The Trump administration’s threat of 25% tariffs on $50bn of Chinese imports to the United States has inevitably dominated coverage of the President’s decision to escalate a long-standing irritation with Chinese approaches to US inward investment into a full-blown trade dispute. But there are three legs to the US review of Chinese practice under Section 301 of the 1974 Trade Act, and tariffs are only one.
The second is a legal challenge to China at the WTO. The third is the instruction for a US Treasury review of US investment frameworks that will dovetail with existing Congressional efforts. Trump may yet back down on Chinese goods. There may be less incentive to back down on inbound Chinese capital, or even outbound US capital in China. The result may well be a more enduring legacy than the threatened skirmish on tariffs and goods.

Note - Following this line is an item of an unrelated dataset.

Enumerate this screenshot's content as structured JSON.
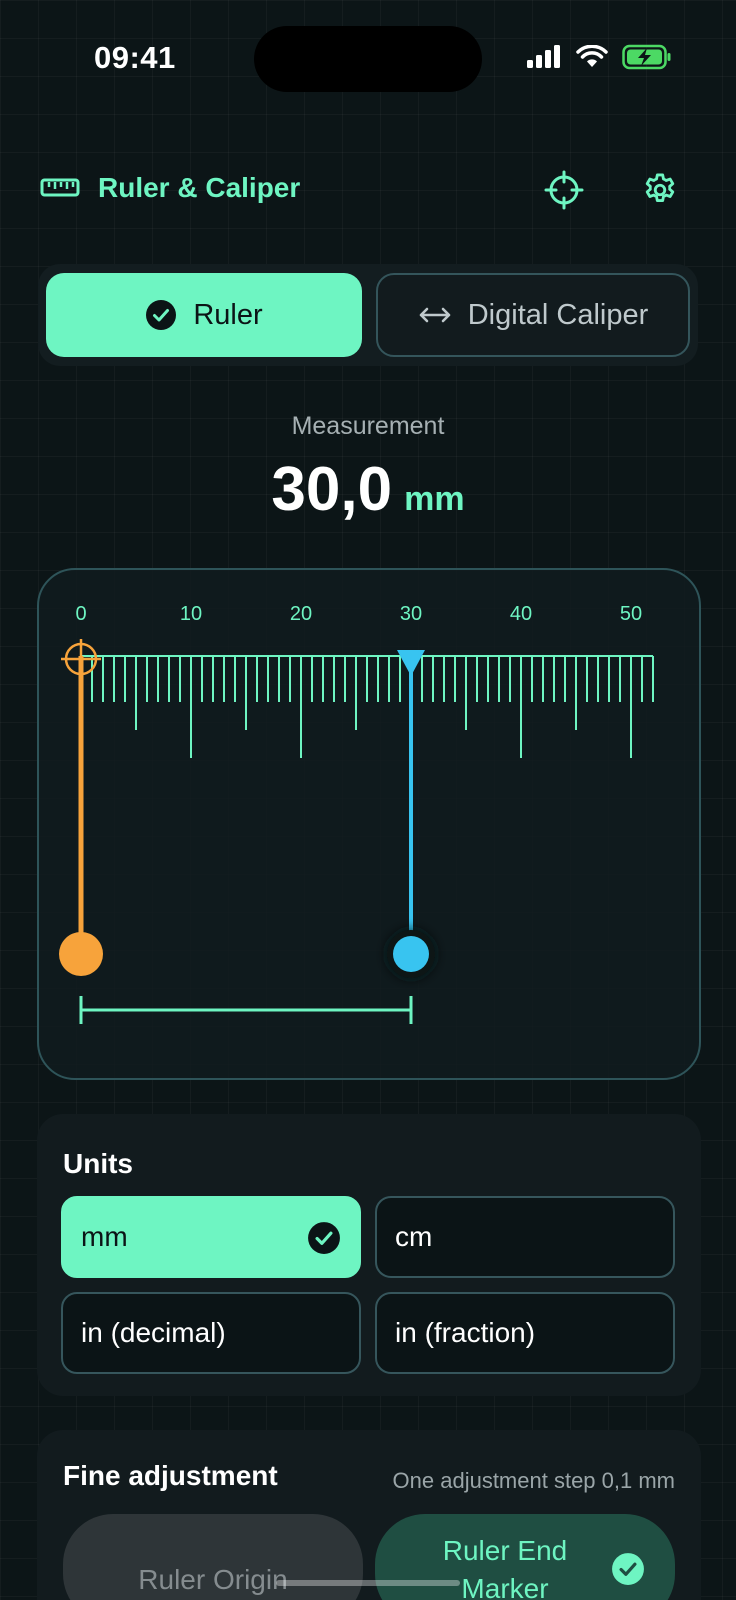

As part of the Trump response under Section 301, the US Treasury has been instructed to review the freedom of capital ‘directed or facilitated in China’ in the US, in industries or technologies deemed important to the US. There has been some suggestion that the administration might invoke the 1977 International Emergency Economic Powers Act (IEEPA), which grants the White House wide-ranging power to restrict foreign investment in the US on national security grounds. The wording of the 301 order refers to existing statutory authority, and the IEEPA is one obvious place to locate this.
The administration’s approach would most likely be to expand the remit of the existing Committee on Foreign Investment in the United States (CFIUS). One obvious route would be to give the committee new powers of scrutiny beyond its current scope of changes in control of US entities, expanding this into Chinese stakes of any kind, and potentially US joint ventures in China, where these are subject to the kinds of technology licensing arrangements the US has criticised in its 301 diagnosis. To be sure, this would be an extreme interpretation of the 1977 IEEPA, which refers to ‘unusual and extraordinary threat[s]’ to US national security. But that is unlikely to deter this administration, which now has form in imaginative interpretations of national security provisions.
Unlike on tariffs, the White House already has a Congressional base for action on investment. The draft 2017 Foreign Investment Risk Review Modernization Act (FIRRMA) and the 2018 Export Control Regulation Act are already on the ground the President wants to occupy. The former seeks to expand the CFIUS remit, the latter to expand the scope of the current export control regime for dual use technologies. Both are bipartisan and likely to pass in some form, either separately or as a single combined piece of legislation. In principle, the administration could use the 301 process to encourage both bills over the line in a robust form. Or it could simply overtake them via the use of statutory powers.
There is some reason to suspect this might be the more enduring impact of the current 301 process. Persevering with tariffs on Chinese goods at the end of next month would pit the administration publicly against Congress and much of US business, and trigger a Chinese tariff response targeted for political effect. The Chinese may yet provide enough in apparent concessions to allow the administration to back off.
Conversely, on the investment protection framework, the White House has implicit congressional backing for a major shift in the US’s approach to investment and technology licensing (from China and anywhere else). This comes with fewer of the political collateral problems of potentially higher prices in Walmart or export challenges for US farmers. Chinese retaliation remains a potential problem, but this will be in the inner workings of the Chinese licensing regime or the suspension of not-yet-implemented relaxations to the Chinese joint venture rules. None of this has the political salience of a tariffs.
One interesting question this might raise is what happens to Chinese outbound investment deflected from the US by a stricter regime? At one level, it could imply more demand for opportunities in jurisdictions like the EU. However, it is no less likely that a tougher US approach to investment screening encourages some politicians in the EU to argue for a similarly robust approach to Chinese acquisition and technology transfer. The EU’s current rumbling debate on investment screening suggests that this is one area where some EU politicians and policymakers would be willing to follow the US into a cold war on Chinese capital, even where they might baulk on a hot one on goods.
The views expressed in this note can be attributed to the named author(s) only.